PLAINTIFF’S ATTORNEY: Michael L. Glaser, Law Office of Michael L. Glaser, LLC

TYPE OF CLAIMS: Assault, Battery, and Outrageous Conduct.

DIRECTED VERDICTS: The Court directed verdicts in favor of the Defendant on Plaintiff’s claim of assault and on all of Plaintiff’s claims for economic damages.

INJURIES AND/OR DAMAGES ALLEGED: Facial bruising, abrasions and laceration, corneal abrasion, concussion, post-concussive syndrome, depression, anxiety, PTSD, headaches, tinnitus, panic attacks, and ED.  Plaintiff also claimed to have wage loss from missed work as well as diminished earning capacity because of his inability to continue a career in the Air force.

SPECIALS: $24,000 in medical expenses, $1,700 in past wage loss and an estimated $750,000 in future income loss.

FINAL DEMAND BEFORE TRIAL: $395,000
FINAL OFFER BEFORE TRIAL: Statutory offer of $65,000.01

PLAINTIFF’S EXPERT WITNESSES:  Laur M. Birlea, M.D.
DEFENDANT’S EXPERT WITNESSES: None.

VERDICT: For the defendant on the Plaintiff’s claims of battery and outrageous conduct.

OTHER COMMENTS: The Court excluded evidence of diagnoseable mental health conditions and treatment, as well as evidence of diminished earning capacity as a sanction for discovery violations.  The Court also limited the testimony of Plaintiff’s physicians based upon inadequate disclosures.  Defendant is seeking costs, as well as an award of attorney’s fees for discovery violations.

September

On September 14, 2017, The Colorado Court of Appeals affirmed the directed verdict for the defendant obtained by attorneys Frank Patterson and Hillary Patterson  in the case of My Roofer, Inc. v.
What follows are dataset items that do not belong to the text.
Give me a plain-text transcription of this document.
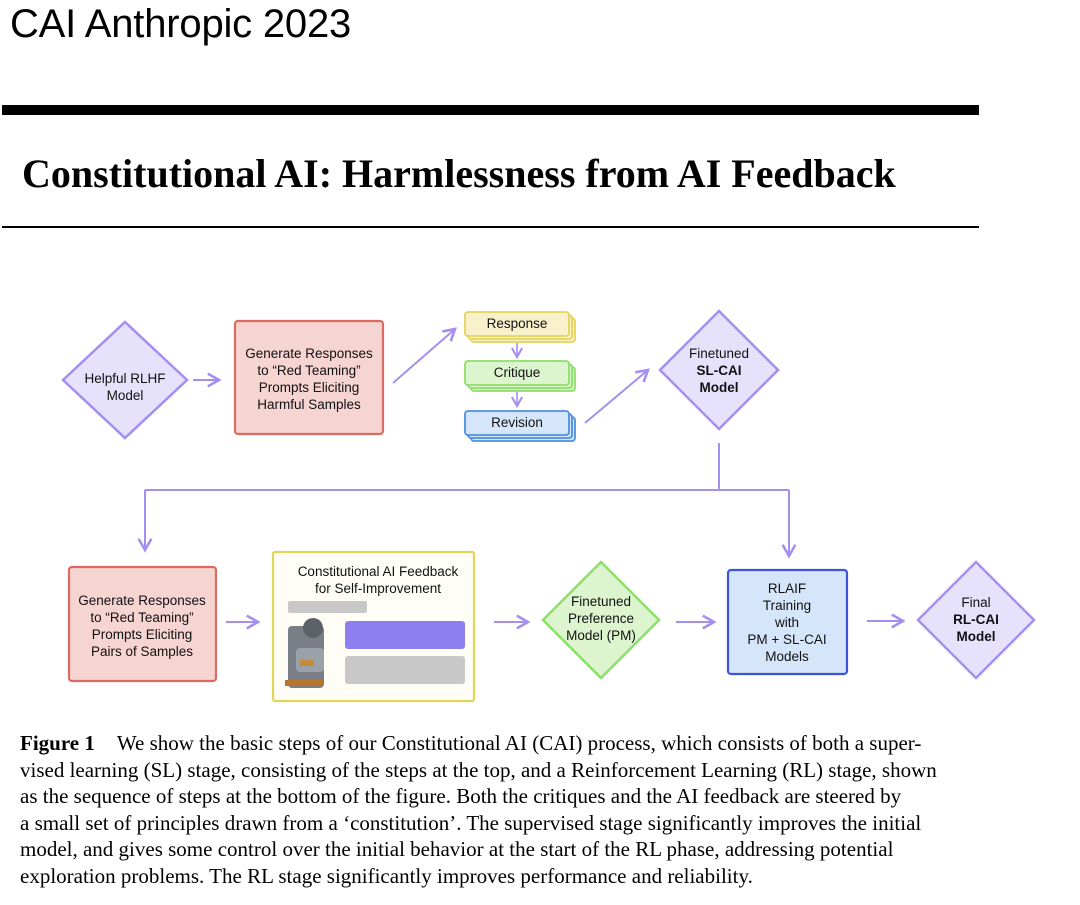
CAI Anthropic 2023
Constitutional AI: Harmlessness from AI Feedback
Helpful RLHF
Model
Generate Responses
to “Red Teaming”
Prompts Eliciting
Harmful Samples
Response
Critique
Revision
Finetuned
SL-CAI
Model
Generate Responses
to “Red Teaming”
Prompts Eliciting
Pairs of Samples
Constitutional AI Feedback
for Self-Improvement
Finetuned
Preference
Model (PM)
RLAIF
Training
with
PM + SL-CAI
Models
Final
RL-CAI
Model
Figure 1 We show the basic steps of our Constitutional AI (CAI) process, which consists of both a super-
vised learning (SL) stage, consisting of the steps at the top, and a Reinforcement Learning (RL) stage, shown
as the sequence of steps at the bottom of the figure. Both the critiques and the AI feedback are steered by
a small set of principles drawn from a ‘constitution’. The supervised stage significantly improves the initial
model, and gives some control over the initial behavior at the start of the RL phase, addressing potential
exploration problems. The RL stage significantly improves performance and reliability.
State Farm Fire & Casualty Company (16CA1478; Weld County District Court, 2015CV30425). In an unpublished opinion, the court of appeals ruled that decking damaged by the separate, nonfortuitous loss of ‘wear, tear, and deterioration’ was not covered by the OL (Ordinance and Law) endorsement of the State Farm policy.  The court also ruled the pre-existing damaged decking did not constitute ‘undamaged’ property under the terms of the policy for purposes of coverage under the OL endorsement.  Finally, the court ruled that My Roofer failed to preserve the issue of whether the Loss Settlement section of the policy required coverage for the decking under a theory that decking is an inseparable component of a roof assembly or a roof system. The court declined to rule on the unpreserved issue as the new legal theory was not unequivocally correct.  Oral arguments were presented on September 6, 2017.